Halka neden büyük çoğunlukla şehitlik anlatıldı da neden yaşamak anlatılmadı? Bunun onlarca sebebi var. En önemli sebep Moğolların İslam alemini istilası olarak görülür. Moğolların işgaline kadar İslam alemi bilim yuvasıydı. Bağdat’ta, Rakka’da, Semerkand’da, Endülüs’te ve daha birçok yerde bilim yuvaları ve rasathaneler kurulmuş, bu bilim evlerinde toplanan yukarıda ismini zikrettiğim alimler bugünkü bilime ışık tutacak ilmi çalışmalar yapıyorlardı. Ancak Moğollar bu beldeleri işgal ettiğinde buralarda tek bir canlının bile sağ kalmasına izin vermediler. Bir kediyi bile sağ bırakmayıp, sokaktaki kedi, köpekleri bile katledip, İslam beldelerini talan ettiler. İçinde bir milyon kitabın bulunduğu Bağdat kütüphanesini yerle bir edip yaktılar. Alimleri vahşice katlettiler. Moğolların bu istilası sonunda oluşan devletler tamamen korumacı ve savaşçı bir toplum oluşturdular. Çünkü ilmin onları korumadığını, bir daha böyle bir saldırıda ilim adamlarına değil de savaşçılara ihtiyacımız var düşüncesiyle insanları savaşçı bir toplum haline getirdiler. Bunun ne kadar yanlış olduğunu yıllarca gördük ve hala görüyoruz.

Bugün Filistin de yaşanan felaket böyle bir düşüncenin ürünüdür. Filistinliler toprak satmadı ancak yaşamayı unuttu. Yaşamak onlara unutturuldu. İngilizler 1917’de onların topraklarını işgal ettiğinde Filistinlilerin tek düşüncesi İngilizlerin karşısında şehit olmak vardı. 1948’den beri İsrail’in karşısında tek düşündükleri şehit olmak... Bunu son günlerde küçücük çocukların şehitliği istemelerinden anlıyoruz.

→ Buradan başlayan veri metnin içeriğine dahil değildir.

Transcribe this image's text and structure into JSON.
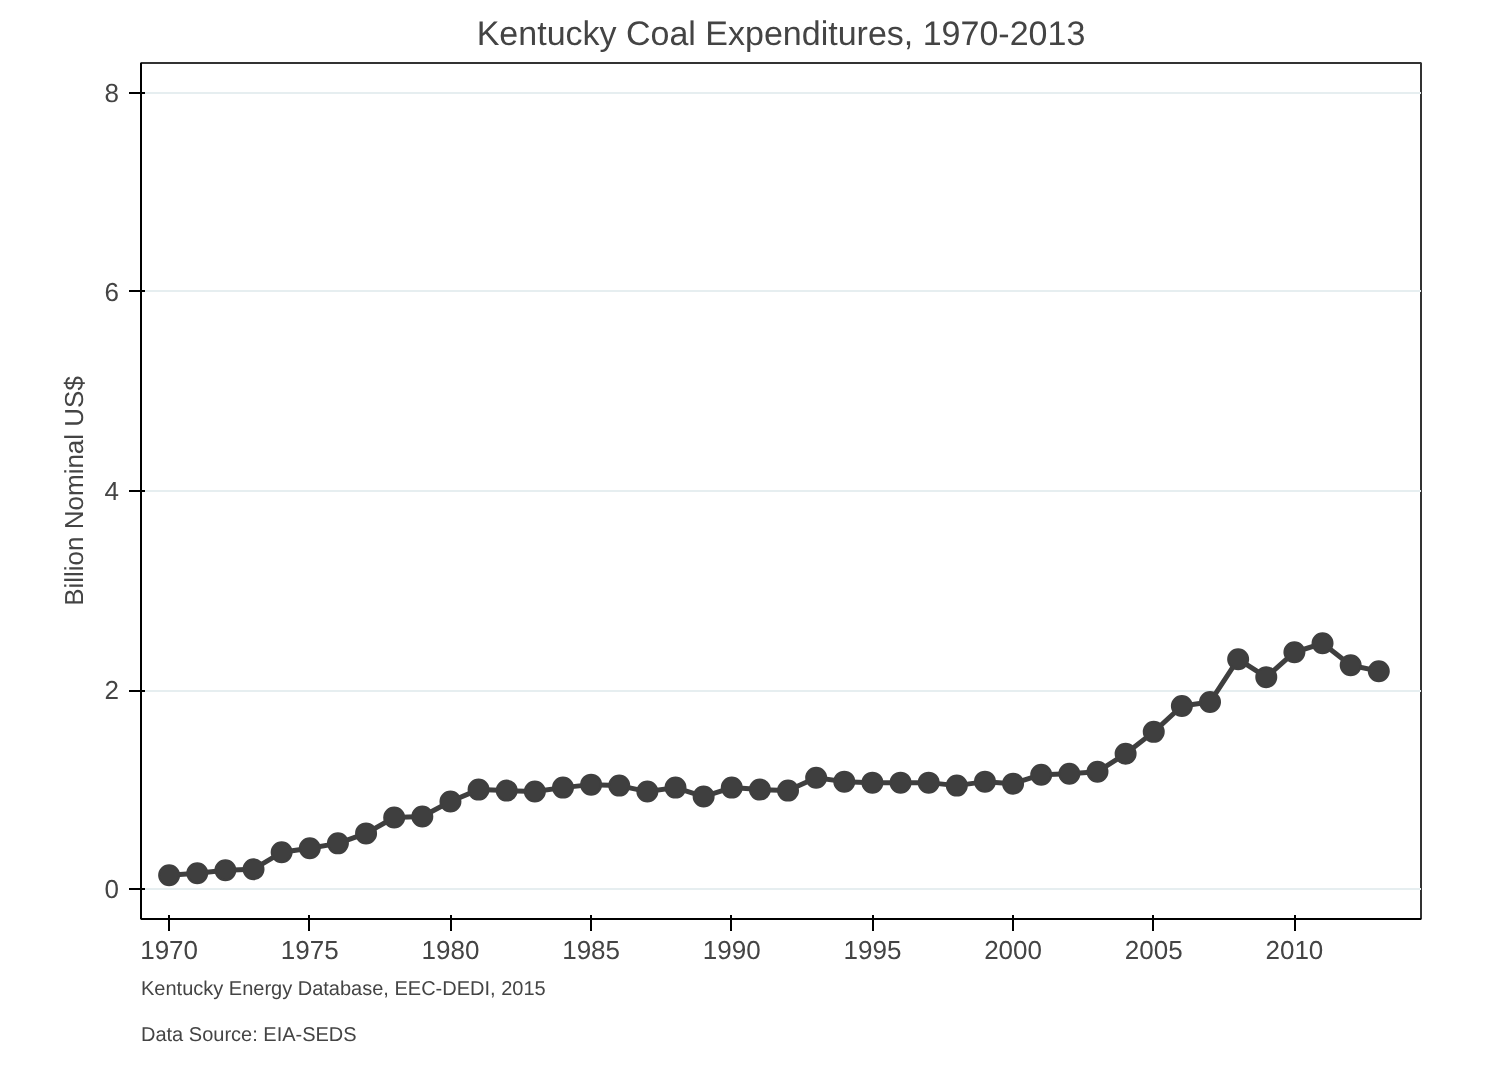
{
  "chart_data": {
    "type": "line",
    "title": "Kentucky Coal Expenditures, 1970-2013",
    "ylabel": "Billion Nominal US$",
    "x": [
      1970,
      1971,
      1972,
      1973,
      1974,
      1975,
      1976,
      1977,
      1978,
      1979,
      1980,
      1981,
      1982,
      1983,
      1984,
      1985,
      1986,
      1987,
      1988,
      1989,
      1990,
      1991,
      1992,
      1993,
      1994,
      1995,
      1996,
      1997,
      1998,
      1999,
      2000,
      2001,
      2002,
      2003,
      2004,
      2005,
      2006,
      2007,
      2008,
      2009,
      2010,
      2011,
      2012,
      2013
    ],
    "series": [
      {
        "color": "#3f3f3f",
        "values": [
          0.14,
          0.16,
          0.19,
          0.2,
          0.37,
          0.41,
          0.46,
          0.56,
          0.72,
          0.73,
          0.88,
          1.0,
          0.99,
          0.98,
          1.02,
          1.05,
          1.04,
          0.98,
          1.02,
          0.93,
          1.02,
          1.0,
          0.99,
          1.12,
          1.08,
          1.07,
          1.07,
          1.07,
          1.04,
          1.08,
          1.06,
          1.15,
          1.16,
          1.18,
          1.36,
          1.58,
          1.84,
          1.88,
          2.31,
          2.13,
          2.38,
          2.47,
          2.25,
          2.19
        ]
      }
    ],
    "xlim": [
      1969,
      2014.5
    ],
    "ylim": [
      -0.3,
      8.3
    ],
    "xticks": [
      1970,
      1975,
      1980,
      1985,
      1990,
      1995,
      2000,
      2005,
      2010
    ],
    "yticks": [
      0,
      2,
      4,
      6,
      8
    ],
    "grid": "y",
    "marker": "circle",
    "line_style": "solid",
    "annotations": [
      "Kentucky Energy Database, EEC-DEDI, 2015",
      "Data Source: EIA-SEDS"
    ]
  }
}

Yedi-sekiz yaşındaki çocuklar ne anlar şehitlik nedir? Onun yaşaması gerekirken ona şehitlik öğretilmiş. Zamanla ızdıraplı çölde mülteci kamplarında yaşamaktansa şehit olmak bunlara çok daha güzel geldi ve yaptıkları tek şey günlük yaşamlarını idame ettirecek sıradan bir iş yapmak ve sonra eve gelip rahat içinde evde çocuklarıyla oturmak. O günün sonunda bir huzur beklerken karşısında arı gibi çalışan İsrail’li ona bir türlü rahat yüzü göstermedi. Adeta sen şehit olmak mı istiyorsun. Merak etme ben seni şehit etmesini çok iyi biliyorum. Hatta son günlerde Gazze’ye yaptığı bombardımanlar ve hastane katliamı sonunda İsrailli yetkililerin yaptığı açıklamalar bunu kanıtlar niteliktedir. Hastaneyi bombalamasından kısa süre sonra İsrail ordusunun resmi facebook sayfasında aynen şu açıklama yapıldı:

“Tıbbı malzeme ve sağlık personeli yetersizliği nedeniyle Gazze’deki Baptist hastanesinin bombalanmasına ve onlara merhametli bir ölüm verilmesine karar verildi.”

İsrail hastaların, yaralıların, çocukların bombalanmasını merhametli bir şey olarak görüyor. Biz sadece ölümü beklersek bize daha çok merhametli ölümler yaşatırlar. 

Umulur ki bu yanlışlardan dönülür ve ölmenin değil de yaşamanın daha kutsal olduğunu anladığımız ve buna göre çalıştığımız günler gelir ve kafirin bize yaşattığı zillete son verilir.

Soru: Bugünlerde sipariş edilen Ebabilleri acaba Allah gönderse İsrail’in üzerine mi gönderir Yoksa israil’in füzelerini havai fişek izler gibi izleyen Müslümanların üzerine mi gönderir?